Prohaska odnajduje się w tej muzyce z wielką swobodą – śpiewając ją bez kompleksów głosem, który równie dobrze sprawdzi się w Bachu i Mozarcie (teraz w to wierzę), choć jednocześnie z wyczuciem tekstu i melodii, którą nasyca kapryśną giętkością, zarazem dostosowując do kolejnych specyficznych idiomów. Zanurzamy się więc a to wczesnobarokowej emocjonalności, a to w angielskim wyrafinowaniu, z pełną bólu udręką w „Ah, Belinda, I’m press’d with torment”, a to wreszcie w wirtuozerii właściwej dla XVIII wieku. Ta ostatnia nie jest jednak popisowym (by nie rzec nerwowym albo wręcz agresywnym) wyrazem skrajnego emocjonalnego rozedrgania, czyli wirtuozerią wywodzącą się od Cecilii Bartoli (choć koloratury nie są problemem dla śpiewaczki), a raczej właśnie śpiewnym, melodycznym ozdobnikiem. Gdy to piszę, przychodzi mi do głowy, że chętnie usłyszałbym Prohaskę także w repertuarze późniejszym – np. Bellinim.
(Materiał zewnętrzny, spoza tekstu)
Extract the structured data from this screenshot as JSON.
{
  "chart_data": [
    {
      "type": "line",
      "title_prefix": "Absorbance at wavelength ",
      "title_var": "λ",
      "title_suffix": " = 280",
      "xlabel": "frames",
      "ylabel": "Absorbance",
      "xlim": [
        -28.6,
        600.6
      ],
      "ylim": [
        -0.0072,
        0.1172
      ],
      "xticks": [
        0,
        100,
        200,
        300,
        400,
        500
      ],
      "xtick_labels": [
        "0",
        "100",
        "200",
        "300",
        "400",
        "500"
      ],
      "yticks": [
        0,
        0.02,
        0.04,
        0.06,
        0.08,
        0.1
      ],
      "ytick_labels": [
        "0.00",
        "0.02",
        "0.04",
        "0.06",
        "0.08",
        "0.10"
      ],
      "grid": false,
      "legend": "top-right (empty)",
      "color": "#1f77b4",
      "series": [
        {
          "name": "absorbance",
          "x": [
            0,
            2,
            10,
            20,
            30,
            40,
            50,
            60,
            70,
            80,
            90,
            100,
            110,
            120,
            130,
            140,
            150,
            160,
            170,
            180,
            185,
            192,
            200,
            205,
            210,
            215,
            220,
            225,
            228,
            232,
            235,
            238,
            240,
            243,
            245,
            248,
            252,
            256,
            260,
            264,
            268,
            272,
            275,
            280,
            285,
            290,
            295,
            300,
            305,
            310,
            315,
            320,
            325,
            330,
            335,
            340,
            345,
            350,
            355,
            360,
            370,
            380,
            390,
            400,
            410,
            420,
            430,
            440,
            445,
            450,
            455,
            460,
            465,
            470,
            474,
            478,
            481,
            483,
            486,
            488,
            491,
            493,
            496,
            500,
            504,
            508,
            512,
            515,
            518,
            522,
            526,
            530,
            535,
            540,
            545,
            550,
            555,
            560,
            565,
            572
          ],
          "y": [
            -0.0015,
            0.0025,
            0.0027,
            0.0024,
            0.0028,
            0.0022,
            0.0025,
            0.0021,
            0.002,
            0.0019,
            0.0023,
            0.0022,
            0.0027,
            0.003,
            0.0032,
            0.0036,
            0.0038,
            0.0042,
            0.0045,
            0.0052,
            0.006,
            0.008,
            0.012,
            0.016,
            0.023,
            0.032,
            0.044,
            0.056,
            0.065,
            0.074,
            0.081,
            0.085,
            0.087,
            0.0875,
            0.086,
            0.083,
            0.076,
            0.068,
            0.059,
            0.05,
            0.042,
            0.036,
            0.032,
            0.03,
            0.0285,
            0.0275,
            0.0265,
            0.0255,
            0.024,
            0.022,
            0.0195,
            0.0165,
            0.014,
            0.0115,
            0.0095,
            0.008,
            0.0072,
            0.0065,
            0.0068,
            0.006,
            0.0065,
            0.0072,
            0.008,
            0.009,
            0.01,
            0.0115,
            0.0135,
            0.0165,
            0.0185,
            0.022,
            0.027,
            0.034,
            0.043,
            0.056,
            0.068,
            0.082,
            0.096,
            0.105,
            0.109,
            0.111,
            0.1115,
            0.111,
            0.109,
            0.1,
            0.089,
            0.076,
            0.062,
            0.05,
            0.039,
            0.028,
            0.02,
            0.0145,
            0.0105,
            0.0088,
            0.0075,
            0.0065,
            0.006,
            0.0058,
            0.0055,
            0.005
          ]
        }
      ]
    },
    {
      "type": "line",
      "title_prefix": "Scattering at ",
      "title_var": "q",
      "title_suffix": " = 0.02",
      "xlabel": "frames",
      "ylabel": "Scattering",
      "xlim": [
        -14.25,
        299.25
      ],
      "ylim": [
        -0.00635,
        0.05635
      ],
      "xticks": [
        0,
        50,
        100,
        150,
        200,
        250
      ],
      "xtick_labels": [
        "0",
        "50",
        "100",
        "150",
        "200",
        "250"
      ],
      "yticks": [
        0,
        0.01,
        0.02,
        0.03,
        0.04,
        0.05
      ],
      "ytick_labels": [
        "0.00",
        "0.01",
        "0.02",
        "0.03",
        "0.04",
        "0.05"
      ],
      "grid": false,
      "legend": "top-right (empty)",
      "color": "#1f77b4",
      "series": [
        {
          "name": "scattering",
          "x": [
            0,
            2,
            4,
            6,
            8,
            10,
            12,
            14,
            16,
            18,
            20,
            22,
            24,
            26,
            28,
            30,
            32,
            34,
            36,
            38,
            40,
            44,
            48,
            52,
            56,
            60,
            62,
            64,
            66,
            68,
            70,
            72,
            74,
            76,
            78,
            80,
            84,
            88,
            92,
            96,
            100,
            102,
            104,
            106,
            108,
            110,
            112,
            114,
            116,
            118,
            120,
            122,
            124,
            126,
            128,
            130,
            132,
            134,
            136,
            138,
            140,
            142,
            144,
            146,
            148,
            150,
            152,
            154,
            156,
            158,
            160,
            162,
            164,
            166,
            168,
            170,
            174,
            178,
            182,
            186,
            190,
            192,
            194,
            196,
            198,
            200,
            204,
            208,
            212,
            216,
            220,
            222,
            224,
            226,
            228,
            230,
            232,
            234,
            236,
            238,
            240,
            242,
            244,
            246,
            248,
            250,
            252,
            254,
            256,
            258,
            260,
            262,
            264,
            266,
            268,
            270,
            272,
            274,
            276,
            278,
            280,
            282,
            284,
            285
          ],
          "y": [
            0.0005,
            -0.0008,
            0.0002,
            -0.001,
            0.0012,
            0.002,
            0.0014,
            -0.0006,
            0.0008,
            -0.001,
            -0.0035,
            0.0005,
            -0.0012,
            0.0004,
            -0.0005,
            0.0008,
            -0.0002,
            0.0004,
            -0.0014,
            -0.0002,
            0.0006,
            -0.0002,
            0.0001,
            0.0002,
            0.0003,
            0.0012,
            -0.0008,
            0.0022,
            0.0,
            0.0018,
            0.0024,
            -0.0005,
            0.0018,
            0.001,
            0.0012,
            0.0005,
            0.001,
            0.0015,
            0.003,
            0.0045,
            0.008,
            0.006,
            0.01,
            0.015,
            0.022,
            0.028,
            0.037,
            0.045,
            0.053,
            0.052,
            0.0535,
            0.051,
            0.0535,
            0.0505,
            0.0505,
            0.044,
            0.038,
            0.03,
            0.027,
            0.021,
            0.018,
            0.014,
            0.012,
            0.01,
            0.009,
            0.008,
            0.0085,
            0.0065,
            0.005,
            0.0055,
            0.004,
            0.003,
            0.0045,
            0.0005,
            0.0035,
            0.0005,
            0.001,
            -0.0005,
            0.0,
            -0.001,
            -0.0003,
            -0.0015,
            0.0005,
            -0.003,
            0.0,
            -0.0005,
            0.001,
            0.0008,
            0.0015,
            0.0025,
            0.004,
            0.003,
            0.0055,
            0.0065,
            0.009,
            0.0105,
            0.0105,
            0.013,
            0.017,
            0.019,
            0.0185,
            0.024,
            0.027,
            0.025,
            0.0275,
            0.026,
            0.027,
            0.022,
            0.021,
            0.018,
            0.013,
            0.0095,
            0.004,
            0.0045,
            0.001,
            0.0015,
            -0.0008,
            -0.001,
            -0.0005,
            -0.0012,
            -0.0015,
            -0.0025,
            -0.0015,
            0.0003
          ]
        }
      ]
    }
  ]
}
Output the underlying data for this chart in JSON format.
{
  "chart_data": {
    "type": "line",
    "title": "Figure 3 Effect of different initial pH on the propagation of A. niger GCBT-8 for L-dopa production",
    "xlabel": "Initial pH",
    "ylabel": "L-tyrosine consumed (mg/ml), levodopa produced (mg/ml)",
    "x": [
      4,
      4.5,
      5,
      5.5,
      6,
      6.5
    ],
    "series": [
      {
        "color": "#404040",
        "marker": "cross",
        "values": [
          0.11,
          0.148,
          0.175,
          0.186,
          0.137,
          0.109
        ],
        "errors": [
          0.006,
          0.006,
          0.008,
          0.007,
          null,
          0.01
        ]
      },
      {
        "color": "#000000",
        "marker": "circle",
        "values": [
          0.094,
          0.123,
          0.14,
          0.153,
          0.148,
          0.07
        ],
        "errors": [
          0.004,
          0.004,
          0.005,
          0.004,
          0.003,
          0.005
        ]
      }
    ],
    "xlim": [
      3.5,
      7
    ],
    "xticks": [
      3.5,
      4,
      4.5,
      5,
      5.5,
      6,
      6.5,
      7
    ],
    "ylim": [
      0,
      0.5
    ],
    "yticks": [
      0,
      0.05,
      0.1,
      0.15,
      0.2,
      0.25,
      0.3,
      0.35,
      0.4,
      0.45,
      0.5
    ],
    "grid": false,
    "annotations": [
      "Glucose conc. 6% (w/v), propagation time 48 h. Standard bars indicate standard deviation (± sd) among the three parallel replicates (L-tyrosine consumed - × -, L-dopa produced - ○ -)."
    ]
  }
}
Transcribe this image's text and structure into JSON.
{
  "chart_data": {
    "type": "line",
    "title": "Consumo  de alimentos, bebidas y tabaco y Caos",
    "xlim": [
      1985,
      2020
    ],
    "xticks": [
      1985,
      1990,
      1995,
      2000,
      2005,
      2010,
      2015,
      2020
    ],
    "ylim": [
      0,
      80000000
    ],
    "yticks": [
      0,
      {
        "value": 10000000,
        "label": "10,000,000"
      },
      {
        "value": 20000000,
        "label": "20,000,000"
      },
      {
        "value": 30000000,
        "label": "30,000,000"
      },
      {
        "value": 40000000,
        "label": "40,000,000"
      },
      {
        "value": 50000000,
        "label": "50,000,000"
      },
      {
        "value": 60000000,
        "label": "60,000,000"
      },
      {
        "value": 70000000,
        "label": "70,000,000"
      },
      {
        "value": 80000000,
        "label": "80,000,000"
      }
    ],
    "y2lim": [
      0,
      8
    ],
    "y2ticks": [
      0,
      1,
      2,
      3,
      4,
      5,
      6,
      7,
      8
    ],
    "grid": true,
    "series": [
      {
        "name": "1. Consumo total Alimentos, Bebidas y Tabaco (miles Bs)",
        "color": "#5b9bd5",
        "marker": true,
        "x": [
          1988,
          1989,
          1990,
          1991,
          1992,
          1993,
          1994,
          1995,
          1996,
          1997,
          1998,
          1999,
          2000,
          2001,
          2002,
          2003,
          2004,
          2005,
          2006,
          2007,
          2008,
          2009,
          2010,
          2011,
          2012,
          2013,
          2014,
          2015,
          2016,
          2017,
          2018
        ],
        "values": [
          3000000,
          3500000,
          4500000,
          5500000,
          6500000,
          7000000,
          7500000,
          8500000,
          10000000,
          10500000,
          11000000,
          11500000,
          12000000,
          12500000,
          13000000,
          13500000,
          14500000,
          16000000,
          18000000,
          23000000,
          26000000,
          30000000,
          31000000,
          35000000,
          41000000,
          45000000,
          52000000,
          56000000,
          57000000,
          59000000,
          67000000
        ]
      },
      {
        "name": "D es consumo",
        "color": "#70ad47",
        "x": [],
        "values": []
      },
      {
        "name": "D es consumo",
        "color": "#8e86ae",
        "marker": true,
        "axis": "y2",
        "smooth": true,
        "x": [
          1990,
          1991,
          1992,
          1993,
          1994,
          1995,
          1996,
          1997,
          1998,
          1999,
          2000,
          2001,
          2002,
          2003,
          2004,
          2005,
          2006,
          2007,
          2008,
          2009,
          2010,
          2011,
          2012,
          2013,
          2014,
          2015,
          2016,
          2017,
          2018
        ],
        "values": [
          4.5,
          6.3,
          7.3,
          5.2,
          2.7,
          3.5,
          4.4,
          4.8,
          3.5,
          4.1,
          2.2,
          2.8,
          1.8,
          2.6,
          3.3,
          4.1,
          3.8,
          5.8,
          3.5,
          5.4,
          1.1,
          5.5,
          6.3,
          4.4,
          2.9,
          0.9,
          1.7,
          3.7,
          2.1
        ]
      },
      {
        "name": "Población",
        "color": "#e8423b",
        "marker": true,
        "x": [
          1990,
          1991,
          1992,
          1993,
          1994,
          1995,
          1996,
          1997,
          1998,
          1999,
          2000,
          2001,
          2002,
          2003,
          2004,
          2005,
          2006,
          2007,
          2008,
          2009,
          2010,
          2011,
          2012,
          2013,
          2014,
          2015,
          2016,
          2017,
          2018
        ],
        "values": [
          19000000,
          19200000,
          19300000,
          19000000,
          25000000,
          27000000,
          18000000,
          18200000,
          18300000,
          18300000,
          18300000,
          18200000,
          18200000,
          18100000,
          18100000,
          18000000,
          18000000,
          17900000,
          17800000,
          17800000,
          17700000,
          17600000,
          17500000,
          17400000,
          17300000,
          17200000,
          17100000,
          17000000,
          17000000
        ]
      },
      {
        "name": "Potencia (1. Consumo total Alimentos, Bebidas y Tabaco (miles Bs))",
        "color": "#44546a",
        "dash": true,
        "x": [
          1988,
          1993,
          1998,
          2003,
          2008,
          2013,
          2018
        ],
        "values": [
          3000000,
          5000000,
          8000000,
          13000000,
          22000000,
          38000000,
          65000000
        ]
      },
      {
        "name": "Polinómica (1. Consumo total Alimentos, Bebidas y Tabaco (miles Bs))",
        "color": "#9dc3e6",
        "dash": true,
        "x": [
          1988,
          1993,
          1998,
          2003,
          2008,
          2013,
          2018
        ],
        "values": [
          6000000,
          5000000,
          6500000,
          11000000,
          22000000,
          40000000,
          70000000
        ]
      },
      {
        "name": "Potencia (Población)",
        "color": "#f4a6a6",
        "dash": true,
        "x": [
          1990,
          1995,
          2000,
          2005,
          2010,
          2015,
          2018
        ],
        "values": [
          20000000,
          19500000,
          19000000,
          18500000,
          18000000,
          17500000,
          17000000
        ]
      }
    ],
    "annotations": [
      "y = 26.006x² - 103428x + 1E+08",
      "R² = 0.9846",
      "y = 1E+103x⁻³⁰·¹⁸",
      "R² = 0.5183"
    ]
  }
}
Ciekawostka, że to ostatnio kolejny raz, kiedy przekonuje mnie włoski styl dyrygowania m.in. w muzyce angielskiej. Na zakończenie festiwalu Opera Rara Fabio Bonizzoni poprowadził przecież swój zespół La Risonanza w Dydonie Purcella – z przejmującą subtelnością. Antonini pozostaje konkretny i dynamiczny, ale rozwija tak wielką wrażliwość na frazę, że choć z pewnością nie jest to wykonanie „angielskie”, jest nie mniej fascynujące. Klasą dla siebie jest continuo (lutnia znanego skądinąd Michele Pasottiego, która łączy kolejne arie w formę ciągłej suity) oraz wszelkie soli instrumentalne – na czele z fletami prostymi samego dyrygenta.

Pyszna płyta – na dodatek pięknie wydana (Alpha): dla miłośników współcześnie barokowych sopranów, jak znalazł.